Sur un terrain de 4,32 hectares à la vocation encore incertaine, entre entrepôts et friches, la société Atlantique Gascogne Constructions (AGC) veut faire sortir de terre Axioparc, un nouveau parc d'activités économiques. Le projet prévoit 9 400 m² de terrain constructible, 5 700 m² de voiries, 4 000 m² de parkings et un hectare d'espaces verts, complétés par deux bassins de rétention des eaux pluviales. Un peu plus d'un quart du site, 1,3 hectare, serait préservé en espaces naturels.

Parce que cette artificialisation touche des habitats d'espèces protégées, la loi impose à AGC de solliciter une dérogation. Le dossier recense la présence de dix espèces de mammifères, trente-trois d'oiseaux, cinq d'amphibiens, un reptile et un insecte sur le site, situé dans un contexte fortement urbanisé, à dominante plus industrielle que résidentielle, et ne recoupant aucun zonage environnemental protégé selon la DREAL Nouvelle-Aquitaine.

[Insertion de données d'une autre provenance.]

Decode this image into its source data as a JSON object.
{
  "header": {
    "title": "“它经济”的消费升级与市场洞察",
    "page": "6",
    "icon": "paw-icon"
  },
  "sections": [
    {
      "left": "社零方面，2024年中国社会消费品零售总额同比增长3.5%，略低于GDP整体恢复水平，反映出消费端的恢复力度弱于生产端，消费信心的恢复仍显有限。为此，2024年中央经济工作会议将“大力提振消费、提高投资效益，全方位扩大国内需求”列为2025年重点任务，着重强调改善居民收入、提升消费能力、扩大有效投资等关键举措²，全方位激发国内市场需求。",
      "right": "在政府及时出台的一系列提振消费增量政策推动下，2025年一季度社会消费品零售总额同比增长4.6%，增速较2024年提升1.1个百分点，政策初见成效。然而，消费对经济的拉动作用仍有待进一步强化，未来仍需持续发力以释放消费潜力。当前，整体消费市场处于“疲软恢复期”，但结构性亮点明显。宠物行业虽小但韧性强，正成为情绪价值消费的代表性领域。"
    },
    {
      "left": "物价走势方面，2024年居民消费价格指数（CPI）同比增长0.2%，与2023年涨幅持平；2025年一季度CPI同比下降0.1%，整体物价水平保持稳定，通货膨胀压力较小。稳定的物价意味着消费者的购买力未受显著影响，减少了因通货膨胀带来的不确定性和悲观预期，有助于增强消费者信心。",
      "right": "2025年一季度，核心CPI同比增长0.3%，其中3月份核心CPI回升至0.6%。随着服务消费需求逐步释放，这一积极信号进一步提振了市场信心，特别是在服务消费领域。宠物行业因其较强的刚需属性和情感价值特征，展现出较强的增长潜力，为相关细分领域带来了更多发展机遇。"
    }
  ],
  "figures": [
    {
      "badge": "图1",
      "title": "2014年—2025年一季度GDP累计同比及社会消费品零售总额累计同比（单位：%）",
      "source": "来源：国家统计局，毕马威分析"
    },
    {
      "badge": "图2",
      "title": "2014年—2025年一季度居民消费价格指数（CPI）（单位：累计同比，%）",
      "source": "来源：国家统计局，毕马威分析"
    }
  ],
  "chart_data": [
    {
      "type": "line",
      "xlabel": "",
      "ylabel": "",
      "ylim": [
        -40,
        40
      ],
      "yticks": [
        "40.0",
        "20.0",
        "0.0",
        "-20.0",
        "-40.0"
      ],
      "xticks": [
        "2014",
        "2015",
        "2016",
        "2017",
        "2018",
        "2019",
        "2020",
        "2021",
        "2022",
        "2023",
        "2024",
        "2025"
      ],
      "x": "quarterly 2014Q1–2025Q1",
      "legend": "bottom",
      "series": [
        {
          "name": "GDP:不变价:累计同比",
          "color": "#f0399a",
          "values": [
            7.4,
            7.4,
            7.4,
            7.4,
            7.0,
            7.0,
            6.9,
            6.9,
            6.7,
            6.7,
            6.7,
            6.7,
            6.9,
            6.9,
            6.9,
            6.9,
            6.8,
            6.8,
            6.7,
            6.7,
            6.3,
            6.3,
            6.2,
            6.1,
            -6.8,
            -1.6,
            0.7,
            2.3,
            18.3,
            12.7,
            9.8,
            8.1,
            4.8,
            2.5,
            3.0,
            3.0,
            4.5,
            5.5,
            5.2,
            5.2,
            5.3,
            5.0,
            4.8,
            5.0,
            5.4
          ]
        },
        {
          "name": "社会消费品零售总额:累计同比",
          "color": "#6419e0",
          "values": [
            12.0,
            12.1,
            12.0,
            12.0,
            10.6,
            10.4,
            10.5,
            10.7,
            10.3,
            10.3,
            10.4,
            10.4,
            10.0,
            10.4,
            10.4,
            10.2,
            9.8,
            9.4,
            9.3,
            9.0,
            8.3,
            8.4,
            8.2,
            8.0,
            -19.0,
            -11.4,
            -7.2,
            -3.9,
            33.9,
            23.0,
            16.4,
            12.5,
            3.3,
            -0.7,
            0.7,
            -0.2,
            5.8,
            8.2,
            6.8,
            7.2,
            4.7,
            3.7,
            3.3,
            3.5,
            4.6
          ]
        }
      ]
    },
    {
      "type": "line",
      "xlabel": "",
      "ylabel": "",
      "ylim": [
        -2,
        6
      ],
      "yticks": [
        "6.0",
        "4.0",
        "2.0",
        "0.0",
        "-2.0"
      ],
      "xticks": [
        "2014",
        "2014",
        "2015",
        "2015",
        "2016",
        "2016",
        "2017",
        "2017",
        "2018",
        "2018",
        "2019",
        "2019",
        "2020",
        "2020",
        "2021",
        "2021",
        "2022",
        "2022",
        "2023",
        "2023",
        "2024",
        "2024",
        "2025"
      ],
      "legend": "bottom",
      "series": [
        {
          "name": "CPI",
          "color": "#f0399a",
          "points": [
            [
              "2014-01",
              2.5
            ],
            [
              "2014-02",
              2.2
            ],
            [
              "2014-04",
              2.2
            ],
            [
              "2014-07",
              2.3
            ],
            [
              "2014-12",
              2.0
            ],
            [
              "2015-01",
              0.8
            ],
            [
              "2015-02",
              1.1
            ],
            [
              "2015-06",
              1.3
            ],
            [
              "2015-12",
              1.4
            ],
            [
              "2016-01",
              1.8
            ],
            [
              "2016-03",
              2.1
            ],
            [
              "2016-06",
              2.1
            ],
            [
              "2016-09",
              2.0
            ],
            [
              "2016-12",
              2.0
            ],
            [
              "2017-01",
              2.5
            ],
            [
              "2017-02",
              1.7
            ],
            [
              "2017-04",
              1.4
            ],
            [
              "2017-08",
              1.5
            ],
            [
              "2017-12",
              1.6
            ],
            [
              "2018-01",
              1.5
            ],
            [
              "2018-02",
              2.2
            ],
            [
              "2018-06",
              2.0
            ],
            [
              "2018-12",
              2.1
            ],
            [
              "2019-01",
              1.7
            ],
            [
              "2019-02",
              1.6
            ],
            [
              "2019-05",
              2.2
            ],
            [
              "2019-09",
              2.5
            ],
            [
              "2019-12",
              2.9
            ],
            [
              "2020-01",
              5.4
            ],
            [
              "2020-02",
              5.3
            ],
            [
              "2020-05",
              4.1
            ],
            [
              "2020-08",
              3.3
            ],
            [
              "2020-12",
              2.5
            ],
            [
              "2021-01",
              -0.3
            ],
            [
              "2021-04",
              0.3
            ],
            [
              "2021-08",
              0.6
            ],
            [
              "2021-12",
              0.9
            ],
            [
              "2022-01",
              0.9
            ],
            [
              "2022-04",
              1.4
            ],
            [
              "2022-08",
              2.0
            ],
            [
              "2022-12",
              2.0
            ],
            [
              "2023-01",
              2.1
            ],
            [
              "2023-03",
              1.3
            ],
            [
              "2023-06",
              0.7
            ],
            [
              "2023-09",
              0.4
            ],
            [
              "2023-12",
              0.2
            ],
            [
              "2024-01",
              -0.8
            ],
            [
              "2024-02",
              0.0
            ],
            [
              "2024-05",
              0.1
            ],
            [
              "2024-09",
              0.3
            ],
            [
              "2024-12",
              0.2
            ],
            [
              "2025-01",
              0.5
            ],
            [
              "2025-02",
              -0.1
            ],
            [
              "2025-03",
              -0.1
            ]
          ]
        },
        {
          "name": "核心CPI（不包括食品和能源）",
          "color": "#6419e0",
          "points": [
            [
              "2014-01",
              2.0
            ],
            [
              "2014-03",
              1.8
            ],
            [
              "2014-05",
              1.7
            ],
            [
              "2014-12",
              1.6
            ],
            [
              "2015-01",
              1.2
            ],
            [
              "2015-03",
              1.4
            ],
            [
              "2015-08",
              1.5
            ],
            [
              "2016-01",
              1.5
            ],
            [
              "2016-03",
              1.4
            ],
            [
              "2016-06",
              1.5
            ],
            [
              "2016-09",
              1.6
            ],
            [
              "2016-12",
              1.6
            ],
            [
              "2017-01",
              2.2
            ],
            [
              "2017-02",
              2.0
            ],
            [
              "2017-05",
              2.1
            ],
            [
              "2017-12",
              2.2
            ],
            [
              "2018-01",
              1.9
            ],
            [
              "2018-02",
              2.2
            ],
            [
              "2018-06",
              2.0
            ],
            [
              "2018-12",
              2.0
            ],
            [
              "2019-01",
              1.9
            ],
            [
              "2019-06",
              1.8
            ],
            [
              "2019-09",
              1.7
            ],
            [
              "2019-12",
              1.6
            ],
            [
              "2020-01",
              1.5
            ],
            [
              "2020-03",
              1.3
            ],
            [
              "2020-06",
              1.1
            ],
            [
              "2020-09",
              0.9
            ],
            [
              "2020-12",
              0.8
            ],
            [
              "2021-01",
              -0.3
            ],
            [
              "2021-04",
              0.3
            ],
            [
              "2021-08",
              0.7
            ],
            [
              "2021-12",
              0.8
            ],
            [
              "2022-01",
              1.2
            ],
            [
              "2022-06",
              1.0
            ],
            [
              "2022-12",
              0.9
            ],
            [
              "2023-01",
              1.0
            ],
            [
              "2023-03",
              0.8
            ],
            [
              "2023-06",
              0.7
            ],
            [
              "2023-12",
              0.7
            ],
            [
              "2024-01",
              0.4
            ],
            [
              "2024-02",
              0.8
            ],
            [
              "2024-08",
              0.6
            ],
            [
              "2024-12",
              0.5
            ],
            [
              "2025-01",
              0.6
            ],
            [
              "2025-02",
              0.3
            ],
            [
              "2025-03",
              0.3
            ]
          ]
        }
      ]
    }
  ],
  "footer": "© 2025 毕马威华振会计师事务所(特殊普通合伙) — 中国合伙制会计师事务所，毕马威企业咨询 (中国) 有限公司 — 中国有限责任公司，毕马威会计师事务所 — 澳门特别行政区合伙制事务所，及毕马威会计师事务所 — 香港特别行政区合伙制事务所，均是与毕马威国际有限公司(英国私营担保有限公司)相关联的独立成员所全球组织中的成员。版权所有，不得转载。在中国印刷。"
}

La Direction régionale de l'environnement, de l'aménagement et du logement (DREAL) a ouvert une consultation publique sur cette demande de dérogation le 22 juillet, en application de la loi de 2012 sur la participation du public aux décisions ayant une incidence environnementale. Les habitants peuvent déposer leurs observations jusqu'au 10 août, par voie postale ou via un questionnaire en ligne.

Cette consultation intervient après un avis du Conseil national de la protection de la nature (CNPN) rendu en septembre 2025, et loin d'être une formalité. L'instance, chargée d'examiner les projets impactant des espèces protégées, a estimé que l'absence de solutions alternatives n'était pas suffisamment démontrée par le porteur de projet. Selon le CNPN, les trois variantes présentées par AGC ne différaient que par l'implantation des bâtiments et des voiries sur une même emprise foncière, ce qui relève selon lui d'un évitement en amont plutôt que d'une véritable recherche de sites alternatifs fondée sur une comparaison multicritères. Le Conseil a également pointé les enjeux liés à certaines espèces d'oiseaux, notamment le milan noir, tout en relevant que la majorité des autres espèces recensées présentaient un bon état de conservation localement.

AGC a depuis produit un dossier de réponse à cet avis, également mis en ligne par la DREAL. Reste à savoir si les compléments apportés suffiront à lever les réserves formulées par le CNPN, dont l'avis, bien que consultatif, pèse généralement lourd dans la décision finale du préfet. La consultation publique, elle, se referme dans une quinzaine de jours.